To fill this sunken area with water from the Colorado River would require many years. The average flow of the river during a year is said to be about 15,000 cubic feet per second. This entire amount conveyed into the lake would be subject to a very great shrinkage from evaporation, and it is even possible that this loss would become so great after the lake had spread over a certain area as to equal the inflow from the river, although such is hardly probable. In any case, all attempted computations of such nature would necessarily be very inaccurate, and may as well be omitted.

In studying the possibility of this area becoming the bed of an inland sea there are even more considerations to be met than are offered by the Imperial Valley land colony and the salt works at Salton. Gilbert E. Bailey, M. E., of Los Angeles, a recognized authority on the mineral resources of California, has made a thorough study of this region, and to the writer he has furnished a partial list of its possibilities in this direction. In addition to the salt deposits, large quantities of nitrate, sulphate and carbonate of soda are found at various points along the rim of the desert, and in the southern part there are about 300 acres covered with mud volcanoes or geysers that spout forth mud of various colors and consistency, containing rare minerals which some day may become of importance. Oil-bearing rocks are found along the west side, forming a belt at the foot of the mountains and extending into the area lying below sea level, from which ooze heavy asphaltic oils, and which will some time develop into a rich oil-producing district. South of the California line, in Mexico, and lying below sea level, there are also valuable and extensive deposits of sulphur; and then in the surrounding mountains, which, however, would not suffer from the lake, are found large deposits of gold, silver and copper and mines of kunzite and tourmaline gems.

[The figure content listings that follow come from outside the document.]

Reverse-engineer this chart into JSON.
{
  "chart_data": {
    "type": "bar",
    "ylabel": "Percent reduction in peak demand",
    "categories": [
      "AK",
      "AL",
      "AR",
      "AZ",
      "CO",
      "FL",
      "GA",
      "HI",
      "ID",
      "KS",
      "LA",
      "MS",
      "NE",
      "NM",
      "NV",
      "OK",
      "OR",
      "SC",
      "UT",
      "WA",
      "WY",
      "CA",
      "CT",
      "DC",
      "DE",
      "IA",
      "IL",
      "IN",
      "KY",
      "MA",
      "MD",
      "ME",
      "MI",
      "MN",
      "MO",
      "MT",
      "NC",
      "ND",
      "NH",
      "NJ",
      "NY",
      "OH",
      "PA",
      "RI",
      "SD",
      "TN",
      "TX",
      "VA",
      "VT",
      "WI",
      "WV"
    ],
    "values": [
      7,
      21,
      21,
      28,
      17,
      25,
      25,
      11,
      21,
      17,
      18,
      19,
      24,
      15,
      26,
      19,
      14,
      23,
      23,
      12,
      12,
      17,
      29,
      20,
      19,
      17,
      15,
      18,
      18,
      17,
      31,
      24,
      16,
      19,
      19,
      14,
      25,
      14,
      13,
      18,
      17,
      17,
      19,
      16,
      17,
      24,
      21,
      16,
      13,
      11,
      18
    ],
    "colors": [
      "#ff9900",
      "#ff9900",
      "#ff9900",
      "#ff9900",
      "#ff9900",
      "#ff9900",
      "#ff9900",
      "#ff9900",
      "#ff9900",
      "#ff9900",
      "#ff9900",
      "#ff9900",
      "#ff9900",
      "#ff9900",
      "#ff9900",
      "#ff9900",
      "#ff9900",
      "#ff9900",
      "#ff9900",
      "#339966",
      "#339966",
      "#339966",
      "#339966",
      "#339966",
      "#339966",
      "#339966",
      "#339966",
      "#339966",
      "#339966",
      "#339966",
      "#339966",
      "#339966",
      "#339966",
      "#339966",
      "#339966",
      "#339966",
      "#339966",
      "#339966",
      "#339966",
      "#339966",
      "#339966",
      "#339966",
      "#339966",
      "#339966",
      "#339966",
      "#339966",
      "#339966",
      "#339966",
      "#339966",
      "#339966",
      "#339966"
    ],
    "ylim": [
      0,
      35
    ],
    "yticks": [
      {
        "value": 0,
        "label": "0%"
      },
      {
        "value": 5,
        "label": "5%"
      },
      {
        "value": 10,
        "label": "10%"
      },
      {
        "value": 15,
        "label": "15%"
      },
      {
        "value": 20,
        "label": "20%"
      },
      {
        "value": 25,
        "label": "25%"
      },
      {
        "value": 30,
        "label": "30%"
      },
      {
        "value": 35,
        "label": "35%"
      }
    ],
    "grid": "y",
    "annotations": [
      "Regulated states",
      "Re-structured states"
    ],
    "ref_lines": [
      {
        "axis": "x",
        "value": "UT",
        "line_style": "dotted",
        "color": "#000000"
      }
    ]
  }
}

Altogether, this is an interesting country. It offers many realities, and as many, or more, possibilities. At present it is battling with an unusual problem, and we are assured by engineers that it stands on the eve of victory—at last. It has met defeat bravely six times, and therefore let us hope that the seventh attempt will be crowned with reward.

Author's Note.—About the first of last November, shortly after this article was written, the dams and headgates constructed to shut the Colorado River out of Salton Sink were put into use. Up to this time the Southern Pacific Company, after finishing the headgates mentioned, had continued work until it had practically diked the river for a distance of more than ten miles, and had expended upon the work a sum in excess of $1,500,000. The test of the completed work at that time seemed to assure the successful capture of the runaway river, and there was general rejoicing. A month later, however, the river rose to flood tide, and on the night of December 7, last, it again broke through its natural channel bounds and is again pouring into Salton Sink. The condition to-day is as bad as it was six months ago, and the possibilities of a permanent 'Salton Sea' are now more pronounced than ever. The river must be controlled within six months, or the Imperial Valley will suffer greatly. The Southern Pacific Company, at present, hesitate to again fight the river, and it is probable that the United States government will be asked to lend assistance. The recent break occurred just below the new dike, and has already eroded a canyon-like channel. As pointed out by the writer, the banks of the Colorado River in this vicinity are low and of a very loose material, consequently easily eroded, and to assure a lasting solution to the problem about twenty more miles of dike will be necessary. This, too, must be built soon—before the river channel above the break is cut much deeper.